5(b) Web interactivity: Server-side • Used to enable a user to enter information on a web page and send it as input to a program running on the server (eg a database program) • Any web system, must use a server-side script to get the user input to the main program and send a reply. For example: • a system which stores transaction details (order, payment, etc) in a database on a server; • any web interface set up to enable a user to interact with a system (eg a web-based user query of the Monash library catalogue)
Server-side scripts and CGI (Common Gateway Interface) • CGI is a protocol for enabling exchange of data between a web page and a program running on the server • CGI scripts run on the server; activated by user input to a web page form • A CGI script can provide web form input data to another program running on the server (eg a database) • It can also accept data from a program on the server and provide it to the web page • Write CGI scripts in many scripting languages - Perl, etc
Cookies: A way of achieving server-side interactivity • A cookie is a text file which a server sends you with the web page you requested • The cookie is stored by your browser; sometimes temporarily and sometimes permanently (or until you remove it) • The cookie stores information about the user computer or user input to the web page • When the browser asks for another page from that server, information in the cookie is sent to the server along with the request for the page
Using cookies: A simple example • When you buy something from Amazon.com: • Amazon puts a cookie on your machine to identify you • Amazon records your details, your purchase and your cookie details in its sales database • Next time you ask your browser to get you the Amazon web site: • the browser sends your customer number from the cookie back to a CGI script on the Amazon server • The CGI script checks you on the customer database and uses it to personalise the page it sends you
6. Implications for web developers (1) • Building either client-side or server-side interactivity needed programming skills to write the scripts • Programming languages are not well-structured to deal with web interactivity needs • A range of scripting languages have been developed and new scripting capabilities built into HTML, new plug-ins for browsers, etc • Now we have many different options for writing scripts - Microsoft’s Active Server Pages, PHP, Perl, Python, etc etc …. Very confusing!

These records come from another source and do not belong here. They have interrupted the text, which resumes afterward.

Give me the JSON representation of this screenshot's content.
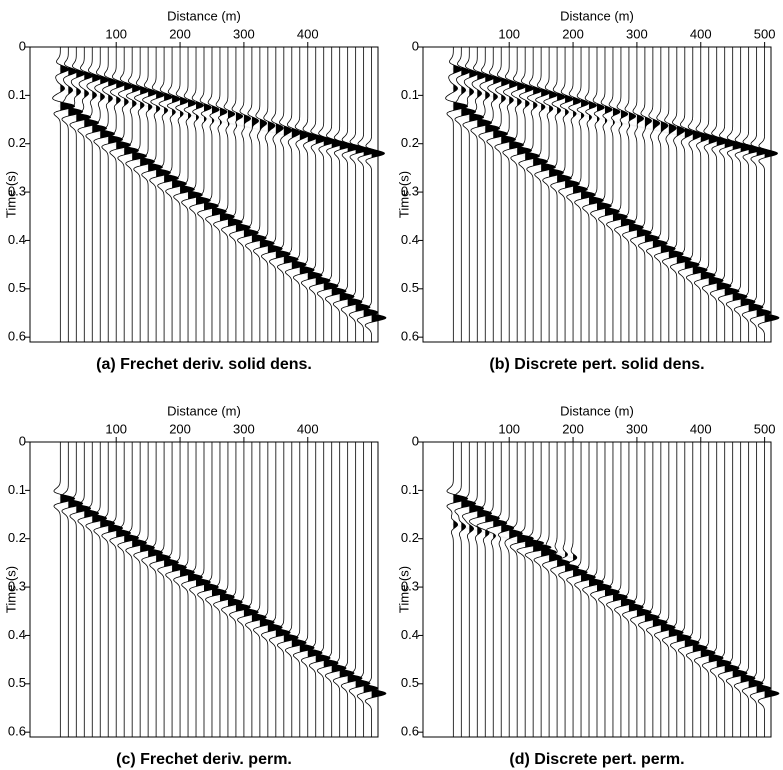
{
  "chart_data": [
    {
      "type": "wiggle",
      "x_label": "Distance (m)",
      "y_label": "Time (s)",
      "caption": "(a) Frechet deriv. solid dens.",
      "xlim": [
        -35,
        510
      ],
      "xticks": [
        100,
        200,
        300,
        400
      ],
      "ylim": [
        0,
        0.61
      ],
      "yticks": [
        0,
        0.1,
        0.2,
        0.3,
        0.4,
        0.5,
        0.6
      ],
      "trace_spacing": 12.5,
      "events": [
        {
          "x": [
            10,
            250,
            500
          ],
          "t": [
            0.045,
            0.13,
            0.22
          ],
          "amp": 1.2
        },
        {
          "x": [
            10,
            250,
            500
          ],
          "t": [
            0.085,
            0.15,
            0.22
          ],
          "amp": 0.6
        },
        {
          "x": [
            10,
            250,
            500
          ],
          "t": [
            0.12,
            0.34,
            0.56
          ],
          "amp": 2
        }
      ]
    },
    {
      "type": "wiggle",
      "x_label": "Distance (m)",
      "y_label": "Time (s)",
      "caption": "(b) Discrete pert. solid dens.",
      "xlim": [
        -35,
        510
      ],
      "xticks": [
        100,
        200,
        300,
        400,
        500
      ],
      "ylim": [
        0,
        0.61
      ],
      "yticks": [
        0,
        0.1,
        0.2,
        0.3,
        0.4,
        0.5,
        0.6
      ],
      "trace_spacing": 12.5,
      "events": [
        {
          "x": [
            10,
            250,
            500
          ],
          "t": [
            0.045,
            0.13,
            0.22
          ],
          "amp": 1.2
        },
        {
          "x": [
            10,
            250,
            500
          ],
          "t": [
            0.085,
            0.15,
            0.22
          ],
          "amp": 0.6
        },
        {
          "x": [
            10,
            250,
            500
          ],
          "t": [
            0.12,
            0.34,
            0.56
          ],
          "amp": 2
        }
      ]
    },
    {
      "type": "wiggle",
      "x_label": "Distance (m)",
      "y_label": "Time (s)",
      "caption": "(c) Frechet deriv. perm.",
      "xlim": [
        -35,
        510
      ],
      "xticks": [
        100,
        200,
        300,
        400
      ],
      "ylim": [
        0,
        0.61
      ],
      "yticks": [
        0,
        0.1,
        0.2,
        0.3,
        0.4,
        0.5,
        0.6
      ],
      "trace_spacing": 12.5,
      "events": [
        {
          "x": [
            10,
            250,
            500
          ],
          "t": [
            0.115,
            0.31,
            0.52
          ],
          "amp": 2
        }
      ]
    },
    {
      "type": "wiggle",
      "x_label": "Distance (m)",
      "y_label": "Time (s)",
      "caption": "(d) Discrete pert. perm.",
      "xlim": [
        -35,
        510
      ],
      "xticks": [
        100,
        200,
        300,
        400,
        500
      ],
      "ylim": [
        0,
        0.61
      ],
      "yticks": [
        0,
        0.1,
        0.2,
        0.3,
        0.4,
        0.5,
        0.6
      ],
      "trace_spacing": 12.5,
      "events": [
        {
          "x": [
            10,
            250,
            500
          ],
          "t": [
            0.115,
            0.31,
            0.52
          ],
          "amp": 2
        },
        {
          "x": [
            10,
            100,
            200
          ],
          "t": [
            0.17,
            0.2,
            0.24
          ],
          "amp": 0.6
        }
      ]
    }
  ]
}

Implications for web developers (2) • As with writing HTML, products have also been developed to generate scripts for database interactivity, so you don’t have to program • However, these products apparently generate code like HTML generators generate HTML - yes, it’s there, but does it work? … and with what browsers? • Therefore, texts still recommend you write it yourself, or at least patch it yourself
Summary • The web is not well designed for dealing with interactivity • It’s messy, inefficient and limited in flexibility (compared to ‘normal’ system connectivity and interactivity) • It requires significant technical skills (programming, etc) which are not easily learned (unlike HTML, for example) • Products which make it easier are coming, but they still fall well short of making it easy • Implications for web systems?